The graph gives a sense of distance. Starting from a home artist, its direct neighbors are one hop away, their neighbors two hops away, and so on. Distance is how a recommendation reaches new music: a playlist that stays at zero hops just replays the seeds, and one that ventures a few hops out lands in genuinely unfamiliar territory. Relevance thins quickly the farther you walk, so Orion only walks a few hops, and a candidate reachable only through a long chain of weak links scores lower than a close, strong neighbor.

This graph is Orion's own discovery signal, and its independence is the point: it lets results escape the sameness of a streaming service's built-in recommender and surface music that algorithm wouldn't.

The objective graph times the private taste

The two structures play different roles, and the line between them is deliberate.

The similarity graph is objective. "What sounds like what" is true for anyone — no play counts, no timestamps, no trace of who is listening. It could be rebuilt from public data by anyone.

The taste — the preference scores, the curation, the history — is private. "What this listener likes" is true for one person alone. It lives only on their own device and never leaves it.

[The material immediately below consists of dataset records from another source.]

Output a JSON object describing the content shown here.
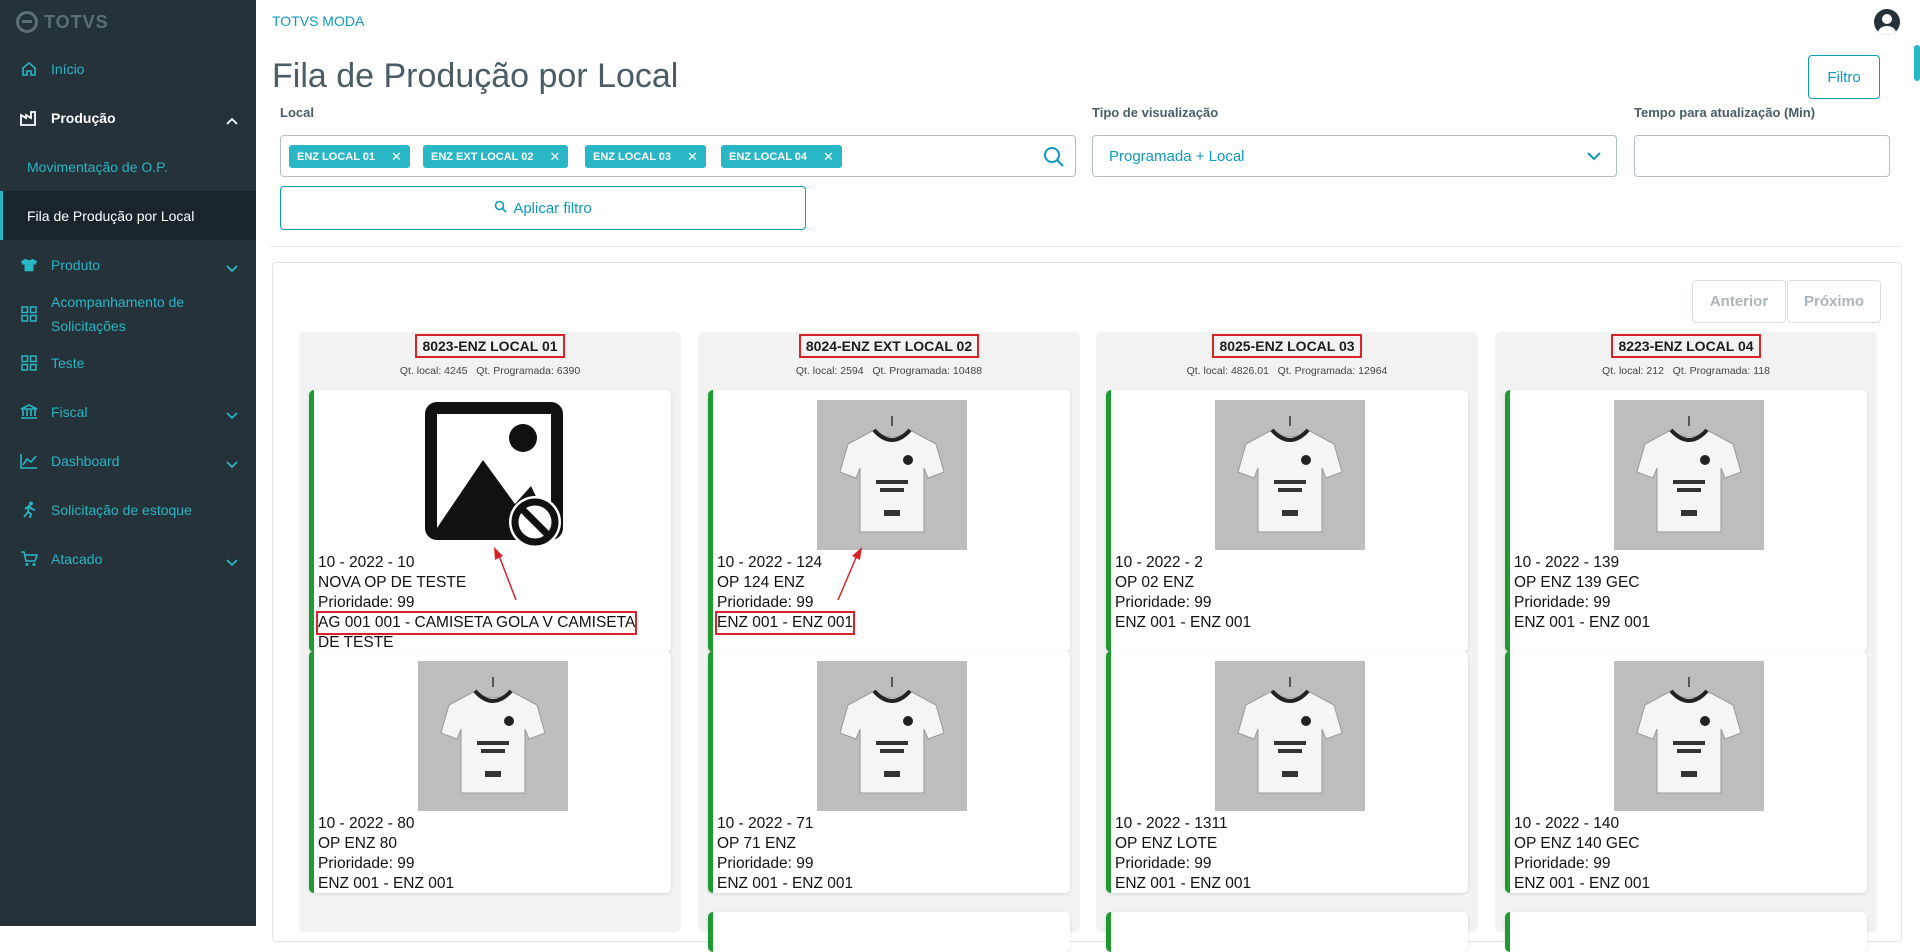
{
  "app": {
    "logo": "TOTVS",
    "brand": "TOTVS MODA"
  },
  "sidebar": {
    "items": [
      {
        "label": "Início",
        "icon": "home-icon"
      },
      {
        "label": "Produção",
        "icon": "factory-icon",
        "open": true
      },
      {
        "label": "Produto",
        "icon": "shirt-icon"
      },
      {
        "label": "Acompanhamento de Solicitações",
        "icon": "grid-icon"
      },
      {
        "label": "Teste",
        "icon": "grid-icon"
      },
      {
        "label": "Fiscal",
        "icon": "bank-icon"
      },
      {
        "label": "Dashboard",
        "icon": "chart-icon"
      },
      {
        "label": "Solicitação de estoque",
        "icon": "running-icon"
      },
      {
        "label": "Atacado",
        "icon": "cart-icon"
      }
    ],
    "submenu": [
      {
        "label": "Movimentação de O.P."
      },
      {
        "label": "Fila de Produção por Local",
        "active": true
      }
    ],
    "acomp_line1": "Acompanhamento de",
    "acomp_line2": "Solicitações"
  },
  "page": {
    "title": "Fila de Produção por Local",
    "filter_button": "Filtro"
  },
  "filters": {
    "local_label": "Local",
    "local_tags": [
      "ENZ LOCAL 01",
      "ENZ EXT LOCAL 02",
      "ENZ LOCAL 03",
      "ENZ LOCAL 04"
    ],
    "view_label": "Tipo de visualização",
    "view_value": "Programada + Local",
    "refresh_label": "Tempo para atualização (Min)",
    "refresh_value": "",
    "apply_button": "Aplicar filtro"
  },
  "pager": {
    "prev": "Anterior",
    "next": "Próximo"
  },
  "columns": [
    {
      "title": "8023-ENZ LOCAL 01",
      "stats": "Qt. local: 4245   Qt. Programada: 6390",
      "cards": [
        {
          "image": "no-image-icon",
          "l1": "10 - 2022 - 10",
          "l2": "NOVA OP DE TESTE",
          "l3": "Prioridade: 99",
          "l4": "AG 001 001 - CAMISETA GOLA V CAMISETA",
          "l5": "DE TESTE"
        },
        {
          "image": "shirt-photo",
          "l1": "10 - 2022 - 80",
          "l2": "OP ENZ 80",
          "l3": "Prioridade: 99",
          "l4": "ENZ 001 - ENZ 001"
        }
      ]
    },
    {
      "title": "8024-ENZ EXT LOCAL 02",
      "stats": "Qt. local: 2594   Qt. Programada: 10488",
      "cards": [
        {
          "image": "shirt-photo",
          "l1": "10 - 2022 - 124",
          "l2": "OP 124 ENZ",
          "l3": "Prioridade: 99",
          "l4": "ENZ 001 - ENZ 001"
        },
        {
          "image": "shirt-photo",
          "l1": "10 - 2022 - 71",
          "l2": "OP 71 ENZ",
          "l3": "Prioridade: 99",
          "l4": "ENZ 001 - ENZ 001"
        }
      ]
    },
    {
      "title": "8025-ENZ LOCAL 03",
      "stats": "Qt. local: 4826.01   Qt. Programada: 12964",
      "cards": [
        {
          "image": "shirt-photo",
          "l1": "10 - 2022 - 2",
          "l2": "OP 02 ENZ",
          "l3": "Prioridade: 99",
          "l4": "ENZ 001 - ENZ 001"
        },
        {
          "image": "shirt-photo",
          "l1": "10 - 2022 - 1311",
          "l2": "OP ENZ LOTE",
          "l3": "Prioridade: 99",
          "l4": "ENZ 001 - ENZ 001"
        }
      ]
    },
    {
      "title": "8223-ENZ LOCAL 04",
      "stats": "Qt. local: 212   Qt. Programada: 118",
      "cards": [
        {
          "image": "shirt-photo",
          "l1": "10 - 2022 - 139",
          "l2": "OP ENZ 139 GEC",
          "l3": "Prioridade: 99",
          "l4": "ENZ 001 - ENZ 001"
        },
        {
          "image": "shirt-photo",
          "l1": "10 - 2022 - 140",
          "l2": "OP ENZ 140 GEC",
          "l3": "Prioridade: 99",
          "l4": "ENZ 001 - ENZ 001"
        }
      ]
    }
  ],
  "colors": {
    "sidebar_bg": "#253239",
    "accent": "#29b6c5",
    "primary": "#0c9abe",
    "status_bar": "#1e9b2f",
    "highlight": "#d9232a"
  }
}
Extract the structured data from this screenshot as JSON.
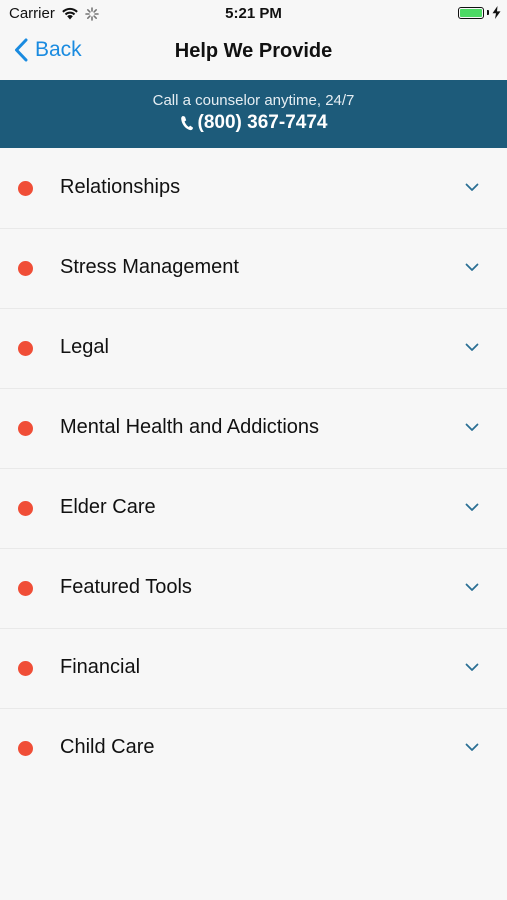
{
  "status_bar": {
    "carrier": "Carrier",
    "time": "5:21 PM"
  },
  "nav": {
    "back_label": "Back",
    "title": "Help We Provide"
  },
  "banner": {
    "text": "Call a counselor anytime, 24/7",
    "phone": "(800) 367-7474"
  },
  "list": {
    "items": [
      {
        "label": "Relationships",
        "icon": "chevron-down-icon"
      },
      {
        "label": "Stress Management",
        "icon": "chevron-down-icon"
      },
      {
        "label": "Legal",
        "icon": "chevron-down-icon"
      },
      {
        "label": "Mental Health and Addictions",
        "icon": "chevron-down-icon"
      },
      {
        "label": "Elder Care",
        "icon": "chevron-down-icon"
      },
      {
        "label": "Featured Tools",
        "icon": "chevron-down-icon"
      },
      {
        "label": "Financial",
        "icon": "chevron-down-icon"
      },
      {
        "label": "Child Care",
        "icon": "chevron-down-icon"
      }
    ]
  },
  "colors": {
    "accent": "#1a8be0",
    "banner": "#1d5b7a",
    "bullet": "#f04e37",
    "battery": "#4cd964"
  }
}
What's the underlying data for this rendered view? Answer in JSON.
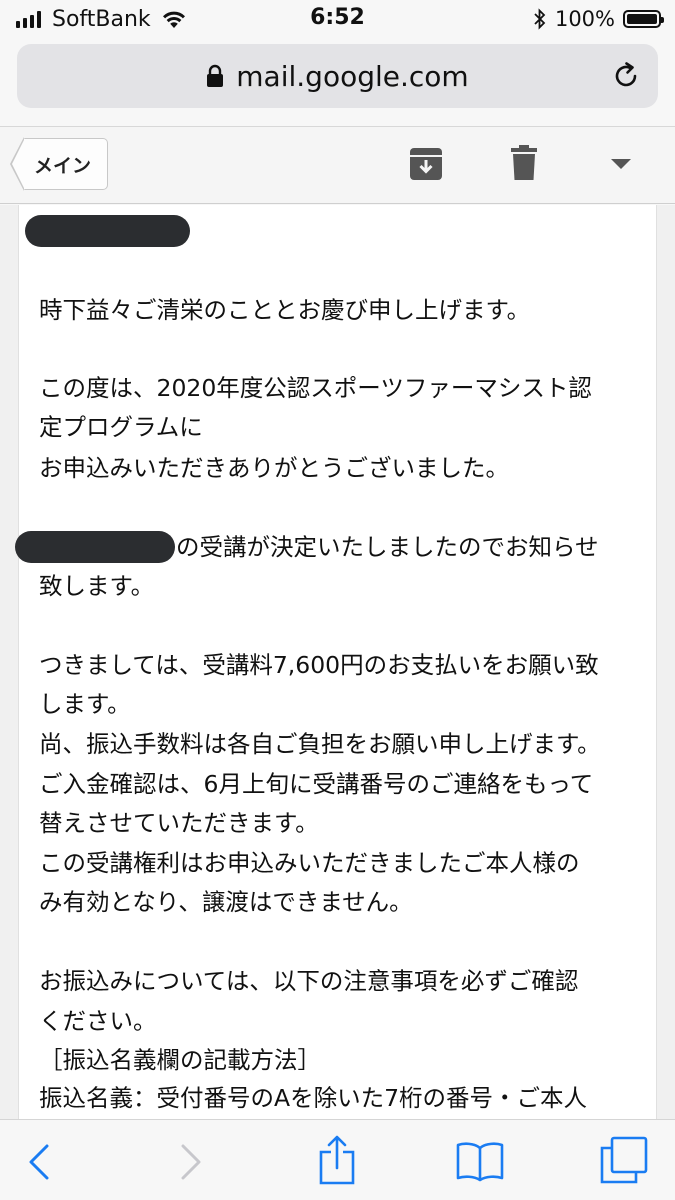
{
  "status_bar": {
    "carrier": "SoftBank",
    "time": "6:52",
    "battery": "100%"
  },
  "browser": {
    "url": "mail.google.com"
  },
  "toolbar": {
    "back_label": "メイン"
  },
  "email": {
    "lines": [
      "時下益々ご清栄のこととお慶び申し上げます。",
      "この度は、2020年度公認スポーツファーマシスト認",
      "定プログラムに",
      "お申込みいただきありがとうございました。",
      "の受講が決定いたしましたのでお知らせ",
      "致します。",
      "つきましては、受講料7,600円のお支払いをお願い致",
      "します。",
      "尚、振込手数料は各自ご負担をお願い申し上げます。",
      "ご入金確認は、6月上旬に受講番号のご連絡をもって",
      "替えさせていただきます。",
      "この受講権利はお申込みいただきましたご本人様の",
      "み有効となり、譲渡はできません。",
      "お振込みについては、以下の注意事項を必ずご確認",
      "ください。",
      "［振込名義欄の記載方法］",
      "振込名義：受付番号のAを除いた7桁の番号・ご本人"
    ]
  },
  "colors": {
    "accent": "#1a7cf2",
    "icon_gray": "#555555",
    "redaction": "#2b2d30"
  },
  "icons": {
    "archive": "archive-icon",
    "trash": "trash-icon",
    "more": "chevron-down-icon",
    "share": "share-icon",
    "bookmarks": "bookmarks-icon",
    "tabs": "tabs-icon"
  }
}
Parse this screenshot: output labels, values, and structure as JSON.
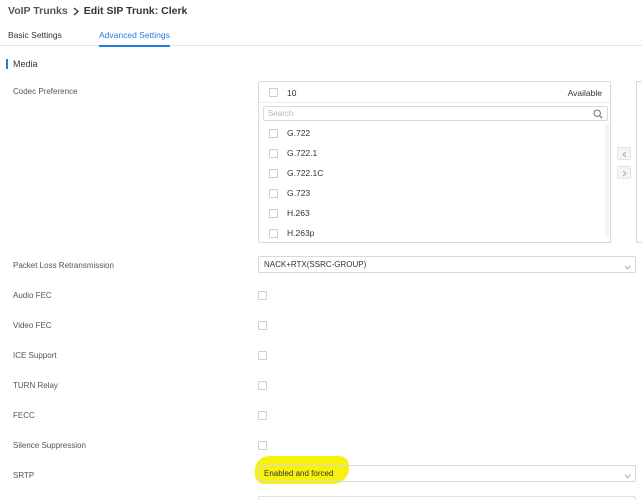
{
  "breadcrumb": {
    "root": "VoIP Trunks",
    "current": "Edit SIP Trunk: Clerk"
  },
  "tabs": [
    {
      "label": "Basic Settings",
      "active": false
    },
    {
      "label": "Advanced Settings",
      "active": true
    }
  ],
  "colors": {
    "accent": "#1f7fdc",
    "highlight": "#f6f000"
  },
  "section": {
    "title": "Media"
  },
  "codec": {
    "label": "Codec Preference",
    "count": "10",
    "available_label": "Available",
    "search_placeholder": "Search",
    "items": [
      "G.722",
      "G.722.1",
      "G.722.1C",
      "G.723",
      "H.263",
      "H.263p"
    ]
  },
  "packet_loss": {
    "label": "Packet Loss Retransmission",
    "value": "NACK+RTX(SSRC-GROUP)"
  },
  "checkbox_fields": [
    {
      "label": "Audio FEC",
      "checked": false
    },
    {
      "label": "Video FEC",
      "checked": false
    },
    {
      "label": "ICE Support",
      "checked": false
    },
    {
      "label": "TURN Relay",
      "checked": false
    },
    {
      "label": "FECC",
      "checked": false
    },
    {
      "label": "Silence Suppression",
      "checked": false
    }
  ],
  "srtp": {
    "label": "SRTP",
    "value": "Enabled and forced"
  }
}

A recommendation multiplies the two: the objective graph proposes candidates and says how far each sits from home; the private taste scores those candidates and decides which to keep. Neither half does the job alone. The graph without the taste is a generic map of music; the taste without the graph is a list of things you already know.

The three knobs

A human DJ controls more than "how far out." Orion exposes three independent knobs, so they combine without fighting each other:

Orion sets all three from context by default — a backyard party leans moderate novelty and low variation (one coherent, familiar vibe); focus work leans low on everything; a road trip leans higher on exploration and variation. These are starting points, and you can override any of them.

How a playlist gets built

Putting it together, the path from a situation to a finished playlist:

  1. A situation arrives — either something you describe in chat, or a life-fact handed over from a companion app ("backyard party, eight people, outdoors, six o'clock"). The companion sends only the situation, never a genre or artist; all musical interpretation happens on Orion's side.
  2. Orion interprets it into a musical intent. This is the one fuzzy, judgment-based step, handled by a language model: it reads the situation and decides what it calls for, then sets the three knobs to match — against your taste, so the same party reads differently for someone who lives on cumbia than for someone who lives on indie rock. Every step after this is deterministic and repeatable.
  3. It picks seed artists — the highest-preference artists that fit — and traverses the similarity graph outward from them, gathering candidates a few hops deep.
  4. It walks. Rather than ranking the whole pool at once, Orion builds the playlist as a sequence, choosing each track with an eye to where the last one landed. The knobs shape the walk, and your private taste rides along the whole time, favoring the candidates you're likelier to like. The walk is biased toward home, so it explores and then returns.
  5. It resolves the songs onto a real streaming service, writes the playlist, and hands back the link.

Why it stays private

The taste map is a living thing — it moves as you do, drifting with what you play and snapping to what you curate, with no manual upkeep. Orion also watches how each playlist is received (played through, skipped, saved, thumbed) and feeds that back in, so the recommendations and the defaults sharpen over time.

All of that — the taste, the history, the curation, and the quality signal — stays on your own device and never leaves it. The objective "what sounds like what" is shareable by design; the private "what you like" is yours alone. That split is the whole idea.